帰り道手を繋いで嬉しそうにする彼女。こんな姿見てしまったら貴之には悪いが瑠璃だけを守りたいと思ってしまう。


何があっても俺は瑠璃のそばに。



次の日瑠璃は学校を休んだ。風邪らしい。



その次の日も学校を休んだ。熱らしい。



「瑠璃が二日も休むなんて珍しいな。お見舞い一緒に行かないか?」


「……もしかして。だとしたら次は……。」


「聞いてるのか〜加奈子?」


「えっ。あ、ごめん。なんの話だっけ?」


「お見舞い行かないか?って話。」


「あー!うん!行こう行こう!プリンとかゼリーとか買っていこっか!」


「おう。」



コンビニで目当ての物を探している時、ふと気になることを口にしてしまう。


「瑠璃の家族って会ったことないな。」


「……もしかして家遊びに行ったことないの?」


「ない。」


「マジか……。瑠璃の家は二人家族だよ。」


「母親と?」


「そう。父親は瑠璃が小学生の時に交通事故で。」


「そっか……。」


「ゼリーとプリンあったしそろそろ行くよ〜。」




ピンポーン。


「はい?どちらさまでしょうか?」


「佐久間と申します。瑠璃さんのクラスメイトで風邪と聞いてお見舞いに来たんですが。」


「わざわざどうもありがとう。今鍵開けるからあがって〜。」


ドアを開けて出てきたのは母親だ。どことなく瑠璃に似ている、と言うより瑠璃が母親似なのだろう。



「あら?加奈子ちゃんも一緒だったのねー!」


「こんにちは。お邪魔します。」


幼なじみなのに随分真面目に挨拶するんだな……。俺が知らないだけでこれが普通なのか。

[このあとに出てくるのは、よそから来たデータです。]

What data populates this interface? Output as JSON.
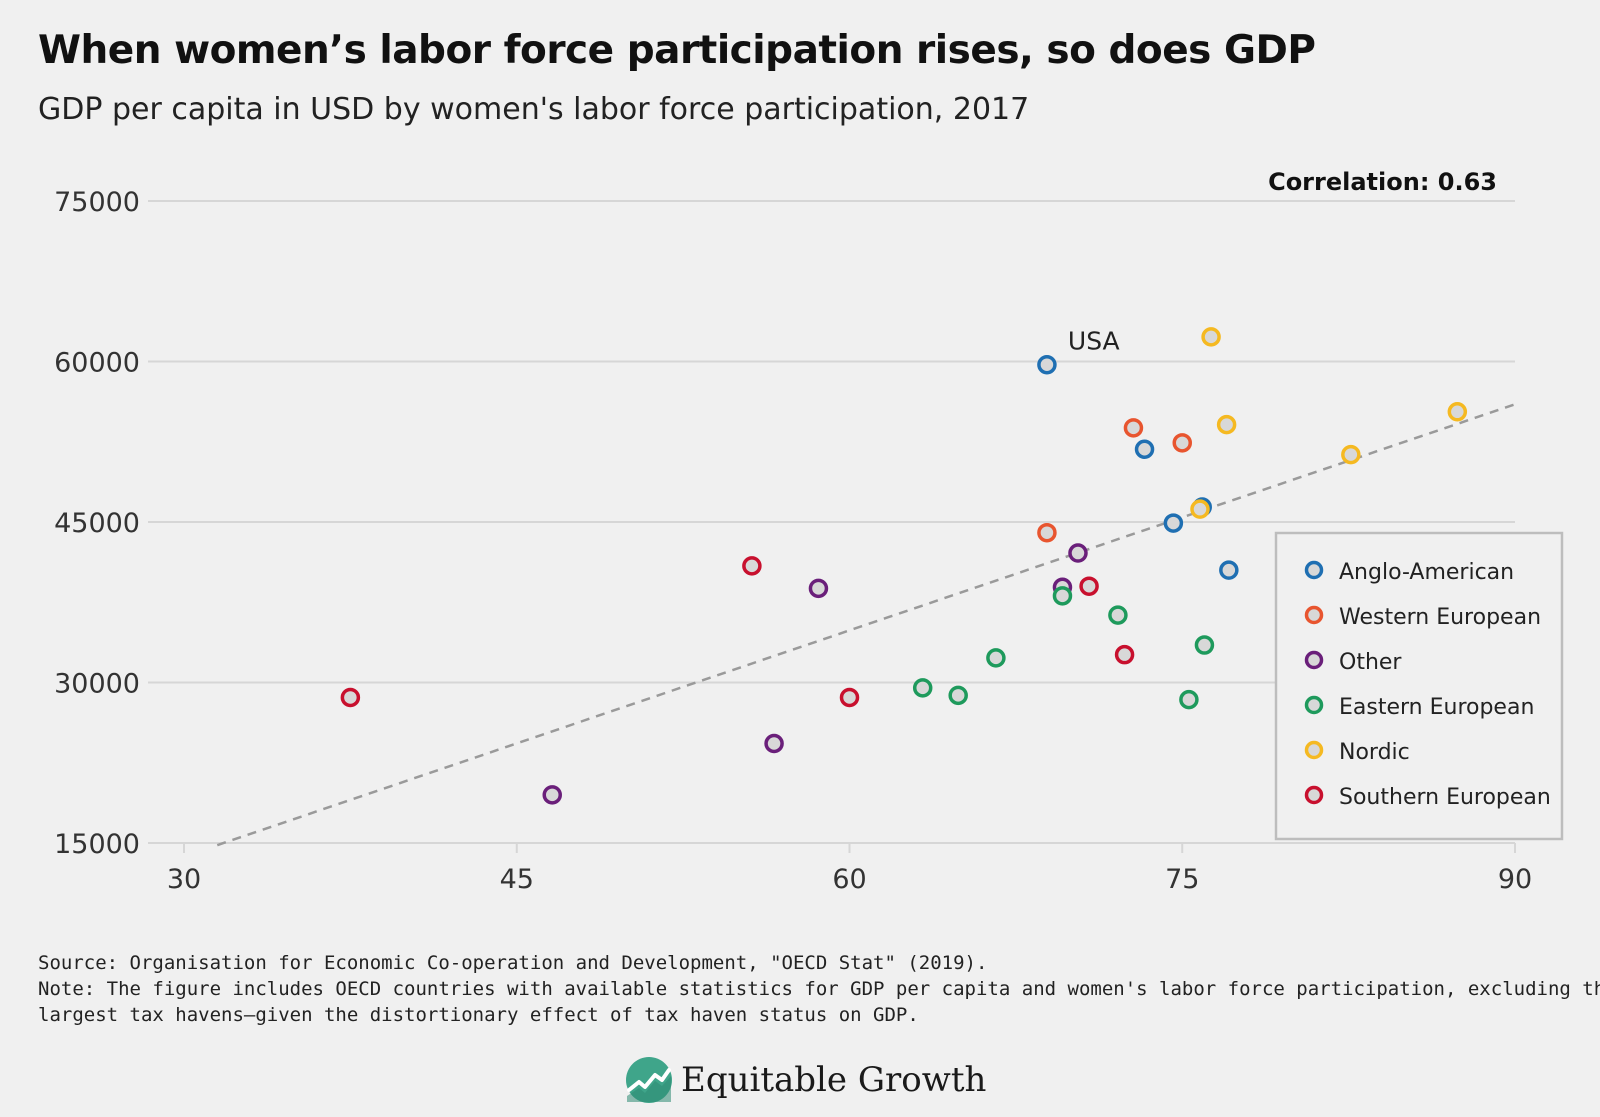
{
  "header": {
    "title": "When women’s labor force participation rises, so does GDP",
    "subtitle": "GDP per capita in USD by women's labor force participation, 2017"
  },
  "chart_data": {
    "type": "scatter",
    "title": "When women’s labor force participation rises, so does GDP",
    "subtitle": "GDP per capita in USD by women's labor force participation, 2017",
    "xlabel": "",
    "ylabel": "",
    "xlim": [
      30,
      90
    ],
    "ylim": [
      15000,
      75000
    ],
    "x_ticks": [
      "30",
      "45",
      "60",
      "75",
      "90"
    ],
    "y_ticks": [
      "75000",
      "60000",
      "45000",
      "30000",
      "15000"
    ],
    "grid": "horizontal",
    "legend_position": "right",
    "correlation_label": "Correlation: 0.63",
    "trendline": {
      "style": "dashed",
      "color": "#9a9a9a",
      "x": [
        31.5,
        90
      ],
      "y": [
        14800,
        56000
      ]
    },
    "annotations": [
      {
        "text": "USA",
        "series": "Anglo-American",
        "x": 68.9,
        "y": 59700
      }
    ],
    "series": [
      {
        "name": "Anglo-American",
        "color": "#1f6fb2",
        "points": [
          [
            68.9,
            59700
          ],
          [
            73.3,
            51800
          ],
          [
            74.6,
            44900
          ],
          [
            75.9,
            46400
          ],
          [
            77.1,
            40500
          ]
        ]
      },
      {
        "name": "Western European",
        "color": "#e8552f",
        "points": [
          [
            68.9,
            44000
          ],
          [
            72.8,
            53800
          ],
          [
            75.0,
            52400
          ]
        ]
      },
      {
        "name": "Other",
        "color": "#6a1f7a",
        "points": [
          [
            46.6,
            19500
          ],
          [
            56.6,
            24300
          ],
          [
            58.6,
            38800
          ],
          [
            69.6,
            38900
          ],
          [
            70.3,
            42100
          ]
        ]
      },
      {
        "name": "Eastern European",
        "color": "#1e9a5c",
        "points": [
          [
            63.3,
            29500
          ],
          [
            64.9,
            28800
          ],
          [
            66.6,
            32300
          ],
          [
            69.6,
            38100
          ],
          [
            72.1,
            36300
          ],
          [
            75.3,
            28400
          ],
          [
            76.0,
            33500
          ]
        ]
      },
      {
        "name": "Nordic",
        "color": "#f5b921",
        "points": [
          [
            76.3,
            62300
          ],
          [
            77.0,
            54100
          ],
          [
            75.8,
            46200
          ],
          [
            82.6,
            51300
          ],
          [
            87.4,
            55300
          ]
        ]
      },
      {
        "name": "Southern European",
        "color": "#c8102e",
        "points": [
          [
            37.5,
            28600
          ],
          [
            55.6,
            40900
          ],
          [
            60.0,
            28600
          ],
          [
            70.8,
            39000
          ],
          [
            72.4,
            32600
          ]
        ]
      }
    ]
  },
  "footer": {
    "source": "Source: Organisation for Economic Co-operation and Development, \"OECD Stat\" (2019).",
    "note_line1": "Note: The figure includes OECD countries with available statistics for GDP per capita and women's labor force participation, excluding the",
    "note_line2": "largest tax havens—given the distortionary effect of tax haven status on GDP."
  },
  "logo": {
    "text": "Equitable Growth",
    "icon": "equitable-growth-logo-icon",
    "color": "#3fa58a"
  }
}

階段を上がると 瑠璃の部屋!と書かれた表札が目に入る。


「わかりやすいな……。」


「でしょ。先入ってて、私おばさんと話したいことあるから。」


「わかった。」



ドアを開けるとベッドで苦しそうに横になっている彼女が……いない。


「あれ?獅音君だ!」


椅子に座ってるのはどう見ても瑠璃だ。風邪どころか、とても元気そうに見える。


「風邪……じゃないのか?」


「あー……?風邪かも。」『違うけど。』


「……そっか。これお見舞いのプリンとゼリー。」


「え!!やった!」


プリンに伸びていく手を掴み()()()()()()()()()



「風邪じゃないのか?」


「……風邪。」『違う。』


「熱があるのか?」


「……うん。」『違う。』


「具合悪いのか?」


「……うん。」


「……俺が来て嫌か?」


「……うん。」『嬉しいよ。』


「そっか。俺は瑠璃の顔を見てほっとしたよ。」


「……そう。」


「加奈子も来てるんだがなかなか来ないな。」


「……?!」


「瑠璃のお母さんとなにか話すって言ってたんだけど、なんの用なんだろうな?」



「……っ!!」



ドンっ。


俺の肩にぶつかりながら急いで階段を降りていく。

凄い形相の彼女に俺は驚き立ちすくむことしかできない。



はぁ、はぁ、はぁ。



「……瑠璃。」


「何……話してたの?」



パンッ!


乾いた音が居間に響く。




「……どうして!……どうしてなの!!」






俺が階段を降りた時には頬を赤く染めた瑠璃と、走り去っていく加奈子の後ろ姿が遠くに見えた。